Angeklagte: Als erstes war Herrira betroffen. 2013 wurden 18 Personen durch die Guardia Civil verhaftet und anschliessend unter juristischen Auflagen provisorisch wieder freigelassen. 2014 wurden 8 Personen verhaftet, welche für den Kontakt zwischen dem Gefangenenkollektiv und draussen verantwortlich waren. Diese sassen bis zu drei Jahren in Untersuchungshaft. 2015 wurden erneut vier Mitglieder von Herrira verhaftet, sowie 12 Anwält_innen von baskischen politischen Gefangenen und vier Mitglieder von Jaiki Hadi und Erxerat.


aufbau: Wie hast du die Repression erlebt?

Angeklagte: In meinem Fall beginnt die Verfolgung schon früher. Ich war sehr jung politisch aktiv und wurde 2010 im Rahmen der Repression gegen die baskische revolutionäre Jugendorganisation SEGI verhaftet[1]. Ich habe Folter und Haft erlebt, auch die Dispersionspolitik, das Verlegen baskischer politischer Gefangener in möglichst weit vom Baskenland entfernte Knäste. Nach zwei Jahren Untersuchungshaft kam ich provisorisch frei, und anderthalb Jahre später wurde ich wegen meiner Aktivität in Herrira erneut verhaftet. Es klingt paradox, aber obwohl ich dann nur einen Tag festgehalten wurde, hatte ich Suizidgedanken und konnte mich erst mit einer Psychotherapie wieder davon erholen. Seither bin ich nicht mehr gleich aktiv. Ich habe Angst und möchte so etwas nicht mehr erleben. 2014 war der Prozess gegen SEGI, und 2015 wurde ich freigesprochen. Das war eine grosse Erleichterung.
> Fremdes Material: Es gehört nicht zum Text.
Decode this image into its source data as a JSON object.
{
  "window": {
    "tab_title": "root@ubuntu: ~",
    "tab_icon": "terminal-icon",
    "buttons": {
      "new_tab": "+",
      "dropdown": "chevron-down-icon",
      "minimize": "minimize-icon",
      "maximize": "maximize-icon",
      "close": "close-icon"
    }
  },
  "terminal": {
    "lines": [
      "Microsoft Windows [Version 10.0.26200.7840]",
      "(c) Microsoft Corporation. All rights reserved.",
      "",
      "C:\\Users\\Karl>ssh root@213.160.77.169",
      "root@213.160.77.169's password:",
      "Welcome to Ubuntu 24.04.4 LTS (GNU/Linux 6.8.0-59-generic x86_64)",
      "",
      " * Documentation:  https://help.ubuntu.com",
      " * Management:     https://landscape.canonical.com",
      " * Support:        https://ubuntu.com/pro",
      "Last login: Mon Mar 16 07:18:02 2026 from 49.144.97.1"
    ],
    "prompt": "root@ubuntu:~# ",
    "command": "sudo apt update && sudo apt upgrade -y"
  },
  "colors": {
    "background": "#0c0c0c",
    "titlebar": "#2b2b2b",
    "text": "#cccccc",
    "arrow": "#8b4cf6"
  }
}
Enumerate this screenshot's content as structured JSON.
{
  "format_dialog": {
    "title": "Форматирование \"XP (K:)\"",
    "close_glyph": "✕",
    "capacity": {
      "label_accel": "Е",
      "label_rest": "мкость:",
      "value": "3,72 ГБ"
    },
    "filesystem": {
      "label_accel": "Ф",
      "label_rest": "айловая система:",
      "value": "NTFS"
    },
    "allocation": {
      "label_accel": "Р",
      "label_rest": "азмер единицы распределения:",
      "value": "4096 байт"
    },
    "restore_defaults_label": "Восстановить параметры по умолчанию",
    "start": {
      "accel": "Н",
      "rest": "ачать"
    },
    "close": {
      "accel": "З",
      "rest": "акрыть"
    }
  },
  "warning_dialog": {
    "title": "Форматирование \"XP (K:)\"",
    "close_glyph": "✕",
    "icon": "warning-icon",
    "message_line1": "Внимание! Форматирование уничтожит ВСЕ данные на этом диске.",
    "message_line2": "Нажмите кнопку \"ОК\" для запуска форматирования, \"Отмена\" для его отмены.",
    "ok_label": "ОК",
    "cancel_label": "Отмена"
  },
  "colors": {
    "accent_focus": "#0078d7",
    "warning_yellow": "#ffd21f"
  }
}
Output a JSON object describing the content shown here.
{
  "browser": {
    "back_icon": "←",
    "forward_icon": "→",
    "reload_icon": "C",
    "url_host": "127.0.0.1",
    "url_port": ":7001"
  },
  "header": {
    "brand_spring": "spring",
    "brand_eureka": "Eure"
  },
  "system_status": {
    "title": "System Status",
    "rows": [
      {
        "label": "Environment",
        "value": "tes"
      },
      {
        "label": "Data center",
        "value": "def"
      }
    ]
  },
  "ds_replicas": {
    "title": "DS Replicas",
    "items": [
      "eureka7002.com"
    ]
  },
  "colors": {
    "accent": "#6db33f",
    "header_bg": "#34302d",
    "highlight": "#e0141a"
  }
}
aufbau: Arbeitet ihr trotz der Anklage weiter in der Solidarität mit den Gefangenen?

Angeklagte: Für viele von uns ist dies nicht mehr möglich, denn eine Bedingung für unsere provisorische Freilassung war das Verbot der Teilnahme an Aktivitäten für die Gefangenen. Nur die Anwält_innen und die Fachleute von Jaiki Hadi können ihre Arbeit unter starker Kontrolle weiter verrichten.


aufbau: Was ist das Wichtigste in der Solidarität mit den Gefangenen?

Angeklagte: Alles ist wichtig und nötig. Wenn sie die Solidarität vernichten wollen, müssen wir sie verdoppeln. Briefe schreiben, Besuche organisieren, Aktivitäten veranstalten, alles, was möglich ist. Ich danke euch, dass wir unsere Situation bekannt machen können. Mehr Informationen findet ihr auf unserer Homepage
WWW.11-13makroepaiketa.eus.
Wir brauchen jede politische und ökonomische Solidarität.


[1] Im Aufbau Nr. 53 haben wir über die baskische Jugendbewegung und im Aufbau Nr. 60 und Nr. 61 über die Repression gegen die baskische revolutionäre Jugendorganisation berichtet.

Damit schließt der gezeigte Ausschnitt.